Kyriaki Chatzi 7 weeks ago from Greece Author

@Flourish, I used to believe the exact thing! How can they eat such stuff? What, they serve grease now? But, after I made my own (lighter) version, I realized that it's not so bad. Thank you very much for commenting, Flourish.

@peachpurple, Who doesn't love fries? They are the ultimate comfort food, no doubt. Thanks for your kind comment!

MsDora profile image

MsDora 7 weeks ago from The Caribbean

I certainly want to try both the regular and the potato poutine. But wouldn't it help to serve the poutine in smaller portions (just in case the new taster doesn't like it? Thanks for the introduction to this Canadian creation.
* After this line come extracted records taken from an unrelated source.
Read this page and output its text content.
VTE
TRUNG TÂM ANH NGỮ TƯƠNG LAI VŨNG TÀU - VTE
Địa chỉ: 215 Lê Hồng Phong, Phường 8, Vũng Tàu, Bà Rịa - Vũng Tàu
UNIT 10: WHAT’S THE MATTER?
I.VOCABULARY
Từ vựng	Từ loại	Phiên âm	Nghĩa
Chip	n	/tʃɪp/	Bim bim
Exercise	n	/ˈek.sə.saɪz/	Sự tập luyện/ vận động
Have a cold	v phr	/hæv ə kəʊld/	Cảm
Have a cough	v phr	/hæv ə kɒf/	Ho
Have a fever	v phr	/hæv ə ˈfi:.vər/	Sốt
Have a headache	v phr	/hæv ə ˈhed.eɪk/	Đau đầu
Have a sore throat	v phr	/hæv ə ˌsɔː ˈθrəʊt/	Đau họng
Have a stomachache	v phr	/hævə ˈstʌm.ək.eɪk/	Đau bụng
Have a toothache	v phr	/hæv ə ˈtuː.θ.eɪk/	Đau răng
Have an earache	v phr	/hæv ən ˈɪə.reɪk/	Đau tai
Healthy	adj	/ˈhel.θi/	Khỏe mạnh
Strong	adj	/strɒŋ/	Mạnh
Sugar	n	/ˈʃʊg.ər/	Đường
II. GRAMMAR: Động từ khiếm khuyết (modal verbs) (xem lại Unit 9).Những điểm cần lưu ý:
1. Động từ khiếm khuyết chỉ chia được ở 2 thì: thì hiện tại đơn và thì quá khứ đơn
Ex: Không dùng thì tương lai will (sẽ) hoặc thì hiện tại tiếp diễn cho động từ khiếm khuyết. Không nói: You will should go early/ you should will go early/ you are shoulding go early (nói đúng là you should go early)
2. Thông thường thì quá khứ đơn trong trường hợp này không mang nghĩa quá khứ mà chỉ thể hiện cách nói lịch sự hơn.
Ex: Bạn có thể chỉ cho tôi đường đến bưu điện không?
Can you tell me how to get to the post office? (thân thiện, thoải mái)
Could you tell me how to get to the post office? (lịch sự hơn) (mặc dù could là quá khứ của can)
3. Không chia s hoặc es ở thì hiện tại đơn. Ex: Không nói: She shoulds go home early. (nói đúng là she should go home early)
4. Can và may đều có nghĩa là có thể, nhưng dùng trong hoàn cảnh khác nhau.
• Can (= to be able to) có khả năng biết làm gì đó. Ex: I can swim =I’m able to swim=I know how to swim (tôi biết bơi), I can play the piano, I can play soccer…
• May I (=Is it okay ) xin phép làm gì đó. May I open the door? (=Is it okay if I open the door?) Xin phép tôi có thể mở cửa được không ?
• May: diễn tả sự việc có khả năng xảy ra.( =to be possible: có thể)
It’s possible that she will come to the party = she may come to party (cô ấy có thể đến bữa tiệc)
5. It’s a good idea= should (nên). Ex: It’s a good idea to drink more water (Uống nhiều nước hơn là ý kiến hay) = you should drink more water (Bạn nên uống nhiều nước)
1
Kyriaki Chatzi profile image

Kyriaki Chatzi 7 weeks ago from Greece Author

@MsDora, It would sure do. That's actually a really good idea.

vespawoolf profile image

vespawoolf 5 weeks ago from Peru, South America

I tried poutine on a trip to Vancouver. It was delicious and very rich. I never thought about making poutine at home. I like the idea of making it with sweet potato fries, a little lower on the glycemic index. Thank you for sharing!